The below interview is the last piece for Ecologies of Entanglement, a collaborative series between Are.na Editorial and Dark Properties.
It can be hard to find a good job—especially one that aligns with your values, interests, financial needs, family obligations, and (perhaps most importantly) sense of wellbeing. To make it even trickier, most of us start out on a “career track” when we’re young and naive, before we really know what we want out of life. And this track, unfortunately, doesn’t always lead us to a happy place.
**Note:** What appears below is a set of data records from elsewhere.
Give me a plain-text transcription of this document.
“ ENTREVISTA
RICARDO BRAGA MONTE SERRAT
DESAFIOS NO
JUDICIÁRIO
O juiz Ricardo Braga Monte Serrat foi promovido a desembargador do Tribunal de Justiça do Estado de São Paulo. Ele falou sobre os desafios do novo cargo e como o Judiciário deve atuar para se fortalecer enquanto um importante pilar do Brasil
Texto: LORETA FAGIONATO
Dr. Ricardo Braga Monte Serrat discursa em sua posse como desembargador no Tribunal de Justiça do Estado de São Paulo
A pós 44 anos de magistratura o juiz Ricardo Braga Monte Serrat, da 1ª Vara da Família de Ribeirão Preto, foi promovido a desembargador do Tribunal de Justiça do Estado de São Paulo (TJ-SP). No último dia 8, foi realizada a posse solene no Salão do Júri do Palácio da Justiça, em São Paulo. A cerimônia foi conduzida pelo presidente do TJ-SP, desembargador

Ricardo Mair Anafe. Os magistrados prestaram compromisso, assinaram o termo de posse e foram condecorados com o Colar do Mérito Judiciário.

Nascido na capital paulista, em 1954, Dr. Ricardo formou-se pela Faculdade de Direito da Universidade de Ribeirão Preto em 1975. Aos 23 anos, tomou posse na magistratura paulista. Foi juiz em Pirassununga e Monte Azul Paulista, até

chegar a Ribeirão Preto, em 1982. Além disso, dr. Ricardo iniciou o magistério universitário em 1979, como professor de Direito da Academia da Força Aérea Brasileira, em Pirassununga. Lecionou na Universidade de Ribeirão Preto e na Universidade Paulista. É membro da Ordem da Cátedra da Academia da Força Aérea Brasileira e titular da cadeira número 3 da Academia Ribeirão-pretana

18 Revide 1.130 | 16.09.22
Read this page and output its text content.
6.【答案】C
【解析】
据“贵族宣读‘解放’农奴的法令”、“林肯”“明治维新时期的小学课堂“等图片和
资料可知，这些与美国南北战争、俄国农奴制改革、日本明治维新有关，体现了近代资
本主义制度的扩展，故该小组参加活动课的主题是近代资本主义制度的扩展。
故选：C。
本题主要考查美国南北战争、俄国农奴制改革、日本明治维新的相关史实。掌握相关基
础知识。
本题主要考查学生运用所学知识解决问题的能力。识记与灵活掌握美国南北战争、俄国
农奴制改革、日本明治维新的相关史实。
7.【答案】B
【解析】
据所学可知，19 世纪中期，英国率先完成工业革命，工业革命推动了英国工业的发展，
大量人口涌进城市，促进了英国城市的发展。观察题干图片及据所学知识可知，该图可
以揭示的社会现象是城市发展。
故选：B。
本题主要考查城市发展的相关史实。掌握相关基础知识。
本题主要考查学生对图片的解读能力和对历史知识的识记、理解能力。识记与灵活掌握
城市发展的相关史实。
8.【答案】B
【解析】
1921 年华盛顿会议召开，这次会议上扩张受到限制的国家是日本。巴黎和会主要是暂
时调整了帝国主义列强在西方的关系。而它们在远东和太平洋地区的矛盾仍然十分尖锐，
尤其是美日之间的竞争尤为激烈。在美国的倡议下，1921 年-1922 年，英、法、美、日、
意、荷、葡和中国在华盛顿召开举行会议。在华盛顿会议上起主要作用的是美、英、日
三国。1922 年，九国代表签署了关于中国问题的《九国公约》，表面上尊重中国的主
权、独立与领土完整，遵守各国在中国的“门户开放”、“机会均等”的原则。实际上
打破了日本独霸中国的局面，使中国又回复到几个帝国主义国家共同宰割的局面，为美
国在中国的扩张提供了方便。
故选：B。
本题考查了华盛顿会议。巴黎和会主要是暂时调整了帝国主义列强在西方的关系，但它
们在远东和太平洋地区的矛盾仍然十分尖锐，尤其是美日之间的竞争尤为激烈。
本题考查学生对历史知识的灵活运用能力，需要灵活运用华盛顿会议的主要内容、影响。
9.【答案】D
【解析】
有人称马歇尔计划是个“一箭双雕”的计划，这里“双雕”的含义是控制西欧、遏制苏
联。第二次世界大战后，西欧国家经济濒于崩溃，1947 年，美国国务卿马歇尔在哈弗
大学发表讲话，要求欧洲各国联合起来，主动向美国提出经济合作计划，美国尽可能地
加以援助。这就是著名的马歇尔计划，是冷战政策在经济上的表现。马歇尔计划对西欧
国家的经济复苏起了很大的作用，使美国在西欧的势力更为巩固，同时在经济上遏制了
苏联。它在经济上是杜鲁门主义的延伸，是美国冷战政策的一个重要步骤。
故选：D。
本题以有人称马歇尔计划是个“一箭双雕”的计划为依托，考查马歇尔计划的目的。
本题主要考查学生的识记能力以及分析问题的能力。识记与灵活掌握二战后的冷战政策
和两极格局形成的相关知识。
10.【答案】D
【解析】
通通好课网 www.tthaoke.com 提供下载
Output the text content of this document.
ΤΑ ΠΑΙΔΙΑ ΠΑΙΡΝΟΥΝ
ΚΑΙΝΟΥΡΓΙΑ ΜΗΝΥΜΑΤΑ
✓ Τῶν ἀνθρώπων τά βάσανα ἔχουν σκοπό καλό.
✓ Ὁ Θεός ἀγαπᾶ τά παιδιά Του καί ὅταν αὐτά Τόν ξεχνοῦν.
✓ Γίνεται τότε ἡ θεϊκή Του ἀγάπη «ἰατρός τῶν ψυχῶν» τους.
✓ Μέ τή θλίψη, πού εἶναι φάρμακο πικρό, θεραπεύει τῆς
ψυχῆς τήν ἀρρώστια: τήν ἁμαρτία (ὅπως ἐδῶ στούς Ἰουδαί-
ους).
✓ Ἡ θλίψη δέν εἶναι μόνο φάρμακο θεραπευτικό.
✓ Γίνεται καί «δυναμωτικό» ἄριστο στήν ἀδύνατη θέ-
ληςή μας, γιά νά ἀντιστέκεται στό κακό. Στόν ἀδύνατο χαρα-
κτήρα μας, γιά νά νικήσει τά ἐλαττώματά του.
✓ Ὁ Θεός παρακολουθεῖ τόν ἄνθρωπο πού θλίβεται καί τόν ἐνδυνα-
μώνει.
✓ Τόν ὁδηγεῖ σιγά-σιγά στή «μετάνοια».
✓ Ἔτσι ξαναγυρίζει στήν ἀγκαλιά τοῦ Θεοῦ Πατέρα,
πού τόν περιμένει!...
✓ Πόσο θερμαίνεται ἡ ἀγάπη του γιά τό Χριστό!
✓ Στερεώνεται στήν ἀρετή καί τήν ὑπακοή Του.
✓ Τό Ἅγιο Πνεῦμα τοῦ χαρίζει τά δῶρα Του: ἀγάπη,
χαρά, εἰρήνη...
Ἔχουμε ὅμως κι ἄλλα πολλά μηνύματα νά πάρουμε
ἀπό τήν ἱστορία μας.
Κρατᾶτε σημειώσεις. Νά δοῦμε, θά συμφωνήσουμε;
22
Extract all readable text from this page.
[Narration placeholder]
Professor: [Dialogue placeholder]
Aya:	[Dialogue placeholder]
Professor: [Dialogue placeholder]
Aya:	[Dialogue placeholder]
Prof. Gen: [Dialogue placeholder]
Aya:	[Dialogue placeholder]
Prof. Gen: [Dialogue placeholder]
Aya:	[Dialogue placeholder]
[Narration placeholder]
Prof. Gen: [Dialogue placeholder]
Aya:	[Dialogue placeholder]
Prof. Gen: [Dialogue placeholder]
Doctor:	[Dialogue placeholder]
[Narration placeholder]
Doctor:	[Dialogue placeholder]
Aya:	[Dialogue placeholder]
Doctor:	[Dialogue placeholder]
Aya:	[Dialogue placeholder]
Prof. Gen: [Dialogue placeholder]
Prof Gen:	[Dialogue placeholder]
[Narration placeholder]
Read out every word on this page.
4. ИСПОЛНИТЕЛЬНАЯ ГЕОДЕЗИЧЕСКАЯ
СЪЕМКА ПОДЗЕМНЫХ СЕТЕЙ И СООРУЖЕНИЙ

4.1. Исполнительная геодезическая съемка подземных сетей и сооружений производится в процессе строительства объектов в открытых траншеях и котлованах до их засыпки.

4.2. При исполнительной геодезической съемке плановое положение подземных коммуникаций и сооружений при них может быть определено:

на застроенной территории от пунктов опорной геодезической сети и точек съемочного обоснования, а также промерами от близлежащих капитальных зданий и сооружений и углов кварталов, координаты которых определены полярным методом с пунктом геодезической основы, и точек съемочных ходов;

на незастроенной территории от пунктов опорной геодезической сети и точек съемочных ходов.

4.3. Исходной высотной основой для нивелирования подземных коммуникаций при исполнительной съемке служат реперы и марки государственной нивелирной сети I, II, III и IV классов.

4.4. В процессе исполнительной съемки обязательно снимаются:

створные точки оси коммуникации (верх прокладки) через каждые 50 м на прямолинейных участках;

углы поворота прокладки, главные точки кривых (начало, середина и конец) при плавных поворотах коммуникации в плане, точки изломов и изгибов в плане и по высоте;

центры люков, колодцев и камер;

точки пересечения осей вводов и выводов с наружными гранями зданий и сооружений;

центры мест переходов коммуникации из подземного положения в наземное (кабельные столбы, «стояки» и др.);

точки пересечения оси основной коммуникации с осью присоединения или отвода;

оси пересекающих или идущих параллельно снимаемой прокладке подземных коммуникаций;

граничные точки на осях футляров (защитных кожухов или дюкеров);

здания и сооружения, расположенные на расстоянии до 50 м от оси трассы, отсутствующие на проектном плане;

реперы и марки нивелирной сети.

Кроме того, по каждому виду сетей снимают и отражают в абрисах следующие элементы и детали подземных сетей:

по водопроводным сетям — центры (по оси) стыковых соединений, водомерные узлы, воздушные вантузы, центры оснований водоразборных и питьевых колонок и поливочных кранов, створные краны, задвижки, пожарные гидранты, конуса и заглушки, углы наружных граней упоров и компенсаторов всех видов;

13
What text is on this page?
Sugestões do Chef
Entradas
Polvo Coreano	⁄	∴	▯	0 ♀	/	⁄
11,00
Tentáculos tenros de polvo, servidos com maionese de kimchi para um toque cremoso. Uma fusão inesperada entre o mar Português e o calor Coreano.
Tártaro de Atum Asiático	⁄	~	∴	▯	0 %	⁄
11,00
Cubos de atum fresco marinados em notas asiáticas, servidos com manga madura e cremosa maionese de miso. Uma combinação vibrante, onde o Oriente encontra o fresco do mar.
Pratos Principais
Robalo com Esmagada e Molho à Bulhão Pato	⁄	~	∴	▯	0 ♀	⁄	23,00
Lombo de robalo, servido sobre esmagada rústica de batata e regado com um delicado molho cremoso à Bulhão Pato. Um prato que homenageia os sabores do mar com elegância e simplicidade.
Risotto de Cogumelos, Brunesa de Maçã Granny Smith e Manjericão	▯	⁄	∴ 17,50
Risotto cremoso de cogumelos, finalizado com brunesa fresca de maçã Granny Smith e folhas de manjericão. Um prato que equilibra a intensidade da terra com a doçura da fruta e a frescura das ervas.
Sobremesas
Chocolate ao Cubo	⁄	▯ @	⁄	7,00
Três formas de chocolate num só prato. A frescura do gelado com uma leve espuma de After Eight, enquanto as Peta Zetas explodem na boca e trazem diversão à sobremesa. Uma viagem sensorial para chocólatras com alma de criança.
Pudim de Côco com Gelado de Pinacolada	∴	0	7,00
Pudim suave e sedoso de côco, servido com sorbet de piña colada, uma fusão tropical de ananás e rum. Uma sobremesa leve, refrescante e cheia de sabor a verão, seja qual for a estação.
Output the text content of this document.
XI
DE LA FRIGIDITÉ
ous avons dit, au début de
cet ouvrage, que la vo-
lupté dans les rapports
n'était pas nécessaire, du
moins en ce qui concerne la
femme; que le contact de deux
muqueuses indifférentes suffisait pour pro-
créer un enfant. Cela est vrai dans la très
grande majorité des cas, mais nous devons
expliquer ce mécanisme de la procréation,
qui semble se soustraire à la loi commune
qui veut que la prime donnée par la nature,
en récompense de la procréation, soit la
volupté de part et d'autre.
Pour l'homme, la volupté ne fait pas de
I first met Cortney Cassidy when we were both attempting to figure out how to build a post-art-school career. We became friends while interning at a tiny artist-run print shop in San Francisco, before the Silicon Valley-ification of the city, back when a broke twenty-something could still afford to live in a sprawling Mission District apartment. While navigating the aftermath of the late-aughts Great Recession, Cortney and I bonded as we stuffed envelopes full of $30 art prints, hoping like hell this unpaid work would somehow help us find our footing at the bottom of the creative-career ladder.
Since then, we’ve both come a long way. Cortney in particular has defined a pretty illustrious career as a designer working for some of the biggest companies in creative tech. But recently, after a personal epiphany about the negative effects and ethics of her computer-tethered job, she’s fully pivoted her career—and with it, her entire lifestyle.